Buyers seek organic, sustainable options

05/03/2013 11:14:00 AM
Tom Burfield

Sustainability continues to be a major topic of interest among retailers, said Mike Aiton, director of marketing for Prime Time International, Coachella, Calif.

When he gets a memo from a buyer or potential buyer asking about the company’s sustainability program, Aiton sends out a copy of a documentation sheet that lists the ways in which Prime Time International is sustainable.

It tells, for example, how the company conserves water, recycles materials and uses solar energy in its packinghouse and pumping stations.

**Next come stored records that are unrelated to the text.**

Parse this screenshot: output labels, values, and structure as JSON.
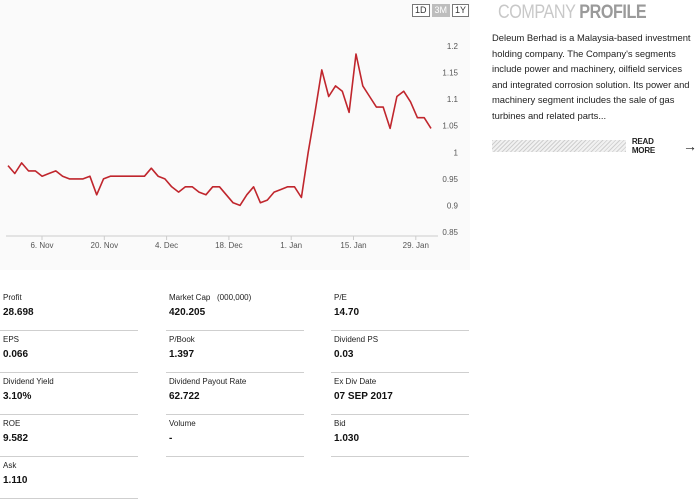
{
  "range_buttons": [
    {
      "label": "1D",
      "active": false
    },
    {
      "label": "3M",
      "active": true
    },
    {
      "label": "1Y",
      "active": false
    }
  ],
  "chart_data": {
    "type": "line",
    "line_color": "#c0262d",
    "ylim": [
      0.85,
      1.2
    ],
    "y_ticks": [
      "1.2",
      "1.15",
      "1.1",
      "1.05",
      "1",
      "0.95",
      "0.9",
      "0.85"
    ],
    "x_ticks": [
      "6. Nov",
      "20. Nov",
      "4. Dec",
      "18. Dec",
      "1. Jan",
      "15. Jan",
      "29. Jan"
    ],
    "series": [
      {
        "values": [
          0.975,
          0.96,
          0.98,
          0.965,
          0.965,
          0.955,
          0.96,
          0.965,
          0.955,
          0.95,
          0.95,
          0.95,
          0.955,
          0.92,
          0.95,
          0.955,
          0.955,
          0.955,
          0.955,
          0.955,
          0.955,
          0.97,
          0.955,
          0.95,
          0.935,
          0.925,
          0.935,
          0.935,
          0.925,
          0.92,
          0.935,
          0.935,
          0.92,
          0.905,
          0.9,
          0.92,
          0.935,
          0.905,
          0.91,
          0.925,
          0.93,
          0.935,
          0.935,
          0.915,
          1.0,
          1.075,
          1.155,
          1.105,
          1.125,
          1.115,
          1.075,
          1.185,
          1.125,
          1.105,
          1.085,
          1.085,
          1.045,
          1.105,
          1.115,
          1.095,
          1.065,
          1.065,
          1.045
        ]
      }
    ]
  },
  "profile": {
    "title_light": "COMPANY",
    "title_bold": "PROFILE",
    "text": "Deleum Berhad is a Malaysia-based investment holding company. The Company's segments include power and machinery, oilfield services and integrated corrosion solution. Its power and machinery segment includes the sale of gas turbines and related parts...",
    "read_more": "READ MORE",
    "arrow_icon": "arrow-right-icon"
  },
  "stats": [
    {
      "label": "Profit",
      "value": "28.698"
    },
    {
      "label": "Market Cap   (000,000)",
      "value": "420.205"
    },
    {
      "label": "P/E",
      "value": "14.70"
    },
    {
      "label": "EPS",
      "value": "0.066"
    },
    {
      "label": "P/Book",
      "value": "1.397"
    },
    {
      "label": "Dividend PS",
      "value": "0.03"
    },
    {
      "label": "Dividend Yield",
      "value": "3.10%"
    },
    {
      "label": "Dividend Payout Rate",
      "value": "62.722"
    },
    {
      "label": "Ex Div Date",
      "value": "07 SEP 2017"
    },
    {
      "label": "ROE",
      "value": "9.582"
    },
    {
      "label": "Volume",
      "value": "-"
    },
    {
      "label": "Bid",
      "value": "1.030"
    },
    {
      "label": "Ask",
      "value": "1.110"
    }
  ]
}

Likewise, Peter Rabbit Farms in Coachella is “very conscientious about sustainability,” said John Burton, general manager of sales and cooler.

The company pays close attention to sustainability in the crops it grows, the way the ground is maintained and in the rotation of its crops, he said.

Peter Rabbit Farms has been around since 1950, he said.

“I think people trust the name and trust the brand,” he said.

“People want to deal with companies that they know they are going to deal with today, tomorrow and down the road.”

Growing sustainably is “a huge concern” at Five Crowns Marketing, Van Dyke said.

“That is definitely something that is on the forefront.”

The company’s retail customers ask about the firm’s sustainability program, he said. The company has implemented a solar energy system to help conserve energy and protect the environment.

When buyers ask De Klotz about sustainability at Bagdasarian and Pasha Marketing, he points out, among other things, that the company recently completed a 650,000 kilowatt solar plant at its packinghouse.

“It will fill the majority of our electricity needs,” he said.